Steve Rattner, the man tabbed to head up the Obama regime's automotive task force, ostensibly an oversight committee for government-owned and operated General Motors and Chrysler, has been making the rounds of late trying to convince everyone of how swell the government take-over of the two aforementioned companies is coming along.
With great interest we read the article to see if he would get around to addressing the lie peddled by GM CEO, Ed Whitacre, that claimed on nationally-televised commercials no less, that GM had paid off its TARP loan. We covered this in You Lie!, where the reality of the situation is that they used a separate TARP fund to pay off the original. Rattner does indeed address the issue in about the only fashion you can when you've been caught red-handed making completely bogus claims. Here are the two money paragraphs (with intermittent commentary):
Consequently, the U.S. Treasury is well on its way to recovering most of the $81 billion that the government invested in the auto sector to prevent its collapse. (That includes money for other auto-related entities, such as the finance companies. Chrysler itself got around $8 billion from the Obama administration and $4 billion from the Bush administration.) Not surprisingly, partisans on both sides have elasticized the facts: GM has been proclaiming in ads that it has paid back the government loans "in full." While literally correct, this statement omits the fact that most of the government's investment in GM is in stock that it still holds.
(italics, ours)
Classic deflection.
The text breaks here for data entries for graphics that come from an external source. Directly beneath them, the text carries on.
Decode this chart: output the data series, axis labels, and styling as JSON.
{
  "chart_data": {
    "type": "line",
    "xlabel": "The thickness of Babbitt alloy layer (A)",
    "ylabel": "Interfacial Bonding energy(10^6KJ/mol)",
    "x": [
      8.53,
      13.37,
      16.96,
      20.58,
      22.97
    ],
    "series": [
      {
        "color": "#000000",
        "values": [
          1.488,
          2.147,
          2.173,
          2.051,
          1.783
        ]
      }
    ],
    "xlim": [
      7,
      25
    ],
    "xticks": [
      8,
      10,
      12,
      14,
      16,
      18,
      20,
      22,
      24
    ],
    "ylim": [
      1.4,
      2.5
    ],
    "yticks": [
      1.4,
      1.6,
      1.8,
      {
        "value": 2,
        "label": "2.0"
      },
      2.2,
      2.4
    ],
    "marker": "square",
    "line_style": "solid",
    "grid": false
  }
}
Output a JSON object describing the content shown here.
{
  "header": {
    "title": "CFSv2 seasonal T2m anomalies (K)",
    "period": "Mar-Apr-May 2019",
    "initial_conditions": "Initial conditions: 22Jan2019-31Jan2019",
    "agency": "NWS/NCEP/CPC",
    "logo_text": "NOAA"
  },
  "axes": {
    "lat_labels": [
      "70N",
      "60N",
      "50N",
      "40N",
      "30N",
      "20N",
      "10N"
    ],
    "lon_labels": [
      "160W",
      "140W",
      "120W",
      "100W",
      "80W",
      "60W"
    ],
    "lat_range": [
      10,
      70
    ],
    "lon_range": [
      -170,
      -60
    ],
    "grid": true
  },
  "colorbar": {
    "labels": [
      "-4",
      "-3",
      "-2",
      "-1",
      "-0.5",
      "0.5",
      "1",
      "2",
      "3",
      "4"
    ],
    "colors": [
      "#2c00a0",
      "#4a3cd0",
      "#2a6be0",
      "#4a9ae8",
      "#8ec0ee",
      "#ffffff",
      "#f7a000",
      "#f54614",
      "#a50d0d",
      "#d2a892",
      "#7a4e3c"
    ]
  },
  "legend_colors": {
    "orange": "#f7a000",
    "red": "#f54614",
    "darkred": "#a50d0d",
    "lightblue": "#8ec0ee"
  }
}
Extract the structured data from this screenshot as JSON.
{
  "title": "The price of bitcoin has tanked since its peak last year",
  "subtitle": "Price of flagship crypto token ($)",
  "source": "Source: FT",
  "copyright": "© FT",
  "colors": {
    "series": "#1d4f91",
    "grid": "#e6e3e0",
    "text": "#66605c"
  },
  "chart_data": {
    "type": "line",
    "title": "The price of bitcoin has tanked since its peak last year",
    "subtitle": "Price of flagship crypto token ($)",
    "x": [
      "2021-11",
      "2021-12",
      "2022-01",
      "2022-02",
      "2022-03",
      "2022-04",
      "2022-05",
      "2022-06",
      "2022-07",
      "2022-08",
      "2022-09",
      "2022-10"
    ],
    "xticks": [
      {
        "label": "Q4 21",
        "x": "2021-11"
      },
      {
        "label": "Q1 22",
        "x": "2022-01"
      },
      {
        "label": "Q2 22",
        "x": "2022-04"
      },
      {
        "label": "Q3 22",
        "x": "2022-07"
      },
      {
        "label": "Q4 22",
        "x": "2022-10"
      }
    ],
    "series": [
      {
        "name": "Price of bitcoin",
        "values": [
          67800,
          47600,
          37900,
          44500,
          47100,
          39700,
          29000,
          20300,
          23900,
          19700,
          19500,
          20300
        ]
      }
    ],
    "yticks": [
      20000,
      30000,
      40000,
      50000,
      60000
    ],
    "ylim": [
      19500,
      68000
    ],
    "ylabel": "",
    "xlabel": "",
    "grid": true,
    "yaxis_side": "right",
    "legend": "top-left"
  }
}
Belittle the argument because you were getting it from both sides. And in "literally correct", we suppose he's owning up to being a straight up liar because we don't know what stake the government still has in GM has to do with using your Visa card to pay off you MasterCard.
More:
Meanwhile, conservatives such as Sen. Charles Grassley, the ranking Republican on the Finance Committee, maintain that GM has paid back the government with government money. That's true, but only technically. We provided GM with a cash reserve -- to protect taxpayers' investment in the case of a prolonged auto recession -- that has now proved unneeded. The fact remains that the nation's largest automaker has outperformed our expectations -- increasing the amount of money that the government is likely to recover.
(italics, ours)
Translation: The charge that we used separate TARP money to pay off the original TARP loan is true only if you believe that we set up, in case of a prolonged recession and in order to protect the taxpayer, a cash reserve consisting of... taxpayer money.
Unreal.
From our original post which was later updated:
We originally posted this over the weekend, when readership is down a bit but we wanted to resurrect it during the week to highlight the sheer audacity of General Motors. The federal government is entirely complicit in what we can only tag as gangster capitalism. The government takeover and bankruptcy proceedings that screwed over the secured creditors in favor of the labor unions was executed in a thuggish manner and now the GM/federal government partnership openly displays their contempt for the American public by running an ad during the NBA playoffs patting itself on the back for a job well done.
And Rattner only continues flipping the bird at the American public with these sort of articles.